We have a customer who is still on gateway version 7.1.1 and they have a recurring problem where one of their clusters fails to do a normal reboot after a patch is applied. Without patching a reboot works fine, but after applying a patch the shutdown procedure seems to hang. Their other clusters are working fine.
It's not high priority for them and they hope the issue will be resolved once they can finally upgrade to a recent version, but I though I would just ask around if someone has seen similar issues and if they have found fix for it. I have attached a screenshot of where the shutdown hangs. They have waited for about 30 minutes until finally doing a guest restart from VMWare. After that the gateway runs normally. They couldn't find anything in /var/log/messages.
One of the first things I would ask would be to disable Splunk and see if the problem alleviates. It looks like the shutdown is hanging on Splunk--so perhaps the Platform Update caused a problem with a dependency with Splunk.
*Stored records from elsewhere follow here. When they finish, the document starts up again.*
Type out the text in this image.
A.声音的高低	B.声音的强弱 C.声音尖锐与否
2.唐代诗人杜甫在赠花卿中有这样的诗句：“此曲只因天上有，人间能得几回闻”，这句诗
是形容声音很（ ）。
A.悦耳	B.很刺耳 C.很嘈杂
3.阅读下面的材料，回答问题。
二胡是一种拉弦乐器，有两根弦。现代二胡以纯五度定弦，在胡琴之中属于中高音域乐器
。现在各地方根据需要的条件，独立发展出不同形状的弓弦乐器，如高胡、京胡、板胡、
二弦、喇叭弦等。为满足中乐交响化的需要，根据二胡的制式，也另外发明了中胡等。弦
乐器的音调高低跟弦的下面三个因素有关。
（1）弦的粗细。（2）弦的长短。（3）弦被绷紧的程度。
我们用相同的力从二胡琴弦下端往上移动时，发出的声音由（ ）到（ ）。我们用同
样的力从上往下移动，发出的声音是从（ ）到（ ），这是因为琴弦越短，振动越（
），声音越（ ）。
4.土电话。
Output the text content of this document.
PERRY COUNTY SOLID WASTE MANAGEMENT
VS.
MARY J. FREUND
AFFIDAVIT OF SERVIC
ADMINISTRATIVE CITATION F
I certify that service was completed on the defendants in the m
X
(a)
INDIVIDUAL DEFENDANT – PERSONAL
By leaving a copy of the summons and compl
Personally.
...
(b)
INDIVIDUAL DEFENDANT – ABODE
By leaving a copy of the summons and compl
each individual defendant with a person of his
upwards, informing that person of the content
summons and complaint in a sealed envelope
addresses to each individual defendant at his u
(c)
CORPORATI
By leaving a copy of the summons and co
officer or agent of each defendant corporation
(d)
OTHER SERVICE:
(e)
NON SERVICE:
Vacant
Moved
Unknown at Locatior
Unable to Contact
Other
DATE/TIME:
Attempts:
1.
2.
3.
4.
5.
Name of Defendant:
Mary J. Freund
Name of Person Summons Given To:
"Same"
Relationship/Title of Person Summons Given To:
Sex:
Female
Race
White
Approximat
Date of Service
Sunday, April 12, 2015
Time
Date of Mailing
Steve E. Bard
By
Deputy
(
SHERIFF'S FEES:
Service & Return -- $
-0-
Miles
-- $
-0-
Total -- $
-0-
I was thinking something similar. I find it strange though that is does end with the Shutting down... line, which would suggest that it actually did send the shutdown signal at the end of the shutdown process. But it is also strange that the shutdown process seems so short. Somehow the system seems to be in a slightly different state when rebooting after a patch was applied, since regular reboots proceed fine. I'll see if I can set up a remote session with the customer the next time they install a patch so I can collect evidence first hand. But if there are any other suggestions in the mean time, they are welcome of course
That shutdown sequence is way too short for a Gateway. I suspect that the "Shutting down" message is coming from Splunk and not from init. Check the init scripts for Splunk and see if you can find that thread or try stopping the Splunk forwarder while the operating system is still running. You'll either see that message (which confirms the shutdown is hanging on Splunk) or you won't.
That's a good point, I didn't think of that. I was hoping to see something in the message file, but they don't have a message file from the time of this reboot anymore. But I'll see if we can get them to stop and start Splunk to verify if they get that message. That's probably the easiest way to check this at this time.
Thanks for the suggestion Eric